The report will be submitted to the CAT for review and consideration at meetings scheduled to be held on April 16-17, 2015, and then to the CHMP for review and consideration at meetings scheduled to be held on April 21-23, 2015.  These committees will reach their own conclusions, which may or may not be in line with those of the rapporteur. After the April meetings, we anticipate receiving a final assessment report, which may include requests for additional information as part of the variation procedure and may require a further response from us to support our position.


We are preparing the supplemental information requested by the rapporteur, and continue to believe that the clinical data from our Glybera development program, including the six-year follow-up data, support a positive benefit-risk balance and the marketing authorization under exceptional circumstances we have received.  We can provide no assurance, however, that the EMA’s final conclusion will differ from that set forth in the rapporteur’s assessment report.


Any adverse outcome of this review could require us to expend significant further resources to support our conclusions, including potentially conducting further post-approval studies, or could potentially result in revocation of the marketing approval for Glybera in the European Union.
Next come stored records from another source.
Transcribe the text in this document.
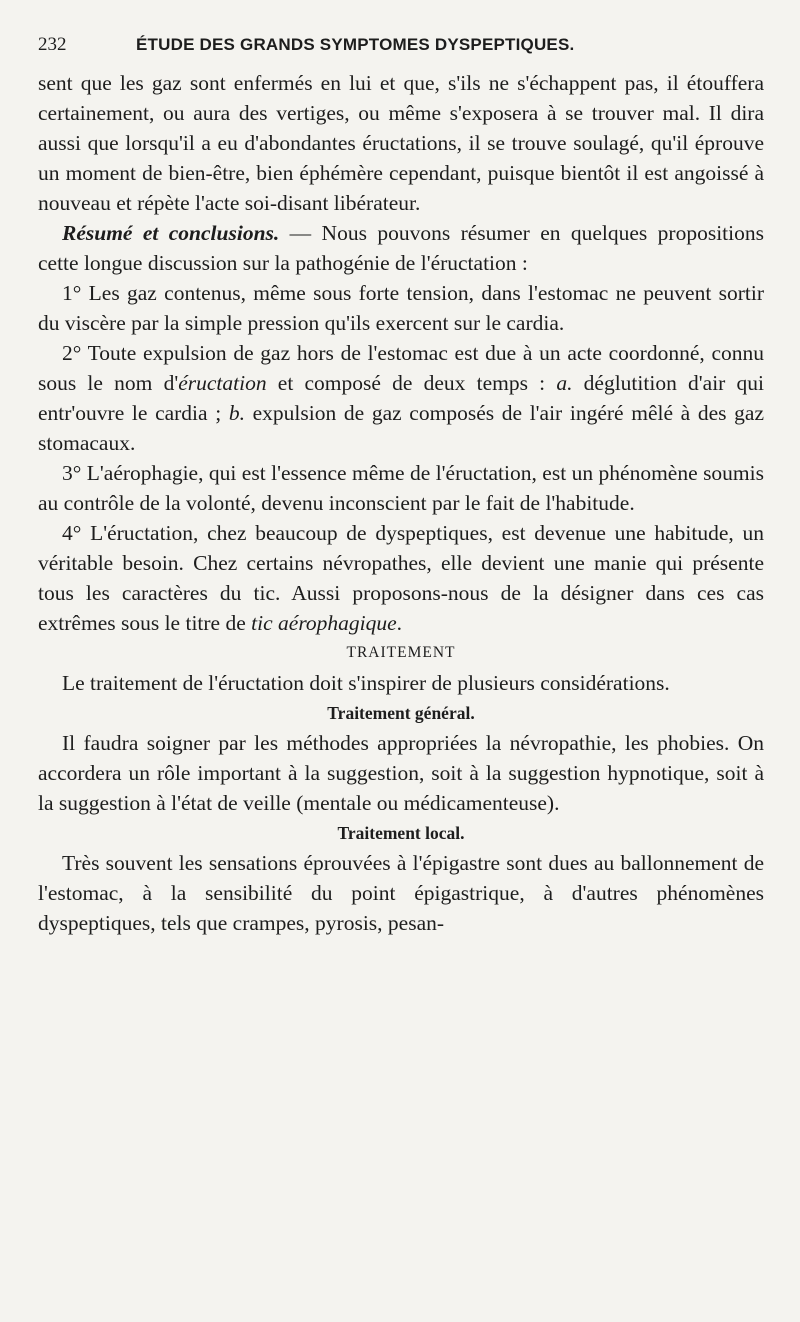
232	ÉTUDE DES GRANDS SYMPTOMES DYSPEPTIQUES.

sent que les gaz sont enfermés en lui et que, s'ils ne s'échappent pas, il étouffera certainement, ou aura des vertiges, ou même s'exposera à se trouver mal. Il dira aussi que lorsqu'il a eu d'abondantes éructations, il se trouve soulagé, qu'il éprouve un moment de bien-être, bien éphémère cependant, puisque bientôt il est angoissé à nouveau et répète l'acte soi-disant libérateur.

Résumé et conclusions. — Nous pouvons résumer en quelques propositions cette longue discussion sur la pathogénie de l'éructation :

1° Les gaz contenus, même sous forte tension, dans l'estomac ne peuvent sortir du viscère par la simple pression qu'ils exercent sur le cardia.

2° Toute expulsion de gaz hors de l'estomac est due à un acte coordonné, connu sous le nom d'éructation et composé de deux temps : a. déglutition d'air qui entr'ouvre le cardia ; b. expulsion de gaz composés de l'air ingéré mêlé à des gaz stomacaux.

3° L'aérophagie, qui est l'essence même de l'éructation, est un phénomène soumis au contrôle de la volonté, devenu inconscient par le fait de l'habitude.

4° L'éructation, chez beaucoup de dyspeptiques, est devenue une habitude, un véritable besoin. Chez certains névropathes, elle devient une manie qui présente tous les caractères du tic. Aussi proposons-nous de la désigner dans ces cas extrêmes sous le titre de tic aérophagique.

TRAITEMENT

Le traitement de l'éructation doit s'inspirer de plusieurs considérations.

Traitement général.

Il faudra soigner par les méthodes appropriées la névropathie, les phobies. On accordera un rôle important à la suggestion, soit à la suggestion hypnotique, soit à la suggestion à l'état de veille (mentale ou médicamenteuse).

Traitement local.

Très souvent les sensations éprouvées à l'épigastre sont dues au ballonnement de l'estomac, à la sensibilité du point épigastrique, à d'autres phénomènes dyspeptiques, tels que crampes, pyrosis, pesan-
Should we receive FDA approval of Glybera or any of our other product candidates in the future, the FDA may also impose requirements for costly post-marketing studies or clinical trials and surveillance to monitor the safety or efficacy of a product. The FDA and other agencies, including the Department of Justice, also closely regulate and monitor the post-approval marketing and promotion of products to ensure that they are manufactured, marketed and distributed only for the approved indications and in accordance with the provisions of the approved label.


Any government investigation of alleged violations of law could require us to expend significant time and resources and could generate negative publicity. The occurrence of any event or penalty may inhibit our ability or that of our collaborators to commercialize Glybera and any other products and generate revenues or may lead to withdrawal of marketing approval, which would have a material adverse effect on our business.